Ich träume von einer Kirche, die in der Verkündigung und in der Feier der Liturgie eine Sprache spricht, die zumal die jungen Menschen verstehen.

Ich träume von einer Kirche, die weder im Vatikan noch in den Ordinariaten meint, meinen Glauben bevormunden zu müssen.

Ich träume von einer Kirche, die zu feiern und zu beten versteht, die mit mir lachen und trauern kann, immer in Gemeinschaft mit allen Menschen.

Ich träume von einer Kirche des Amtes, die es der Wahrheit und Einheit wegen immer geben wird, die aber weiß, daß Autorität mit Liebe übersetzt werden muß und daß Amt nichts anderes als Dienst meint.

Ich träume von einer Kirche, die eine anziehende und wärmende Gemeinde ist und jeden einlädt und umschließt, der sich der armen und notleidenden Menschen wegen aufreibt.

Ich träume von einer Kirche, die das Wunder der Menschwerdung Gottes in vielen Wahrheiten bezeugt und auf vielen Glaubenswegen ausschöpft.

Ich träume von einer Kirche, die aus der Kraft des Heiligen Geistes die Spannungen aushält, die Konflikte bearbeitet und mit allen gemeinsam einen Weg der Liebe sucht und sich weisen läßt.

Ich träume von einer Kirche, die Hoffnung hat für die Welt und für einen jeden Menschen, weil sie den in ihrer Mitte hat, der alle Hoffnung begründet.

Ich träume von einer Kirche, die mich am Ende meines Lebens begleitet und mir in meinen letzten Atemzug hineinruft: Du wirst ewig leben.

Träumen ist allerdings auch gefährlich.
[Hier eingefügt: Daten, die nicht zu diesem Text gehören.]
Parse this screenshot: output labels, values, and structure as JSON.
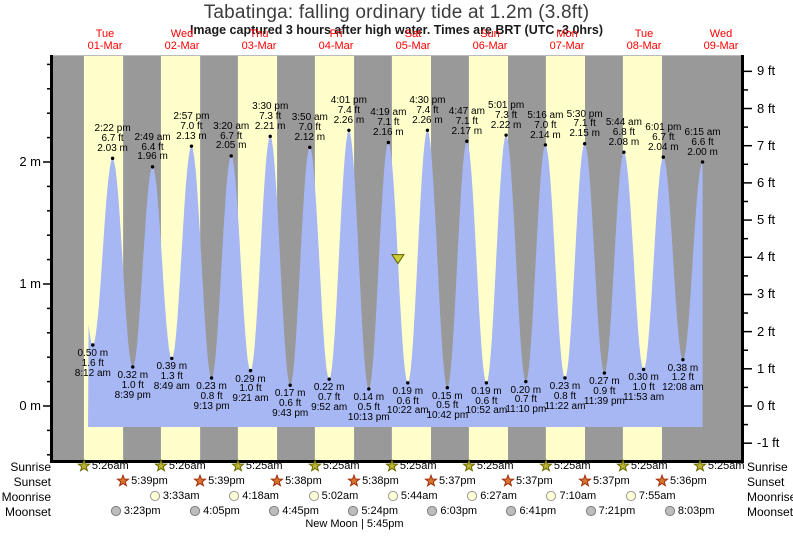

In der Josephsgeschichte des Alten Testaments lesen wir, wie seine Brüder den Plan faßten, ihn umzubringen. Als er kam, sagten sie: "Dort kommt ja dieser Träumer" (Gen 37, 18 f.). Sie brachten jedoch Joseph nicht um, sondern "entsorgten" ihn zuerst in einer Zisterne. Dann verkauften sie ihn an die vorbeikommenden Händler. Aber am Ende erfüllte sich sein Traum: Als Verwalter des Pharao rettete er seine Brüder - und nicht zuletzt seinen alten Vater. Auch Träumer können mit der Gnade Gottes recht bekommen. Diese Erfahrung bestärkt ihre Zuversicht auch heute.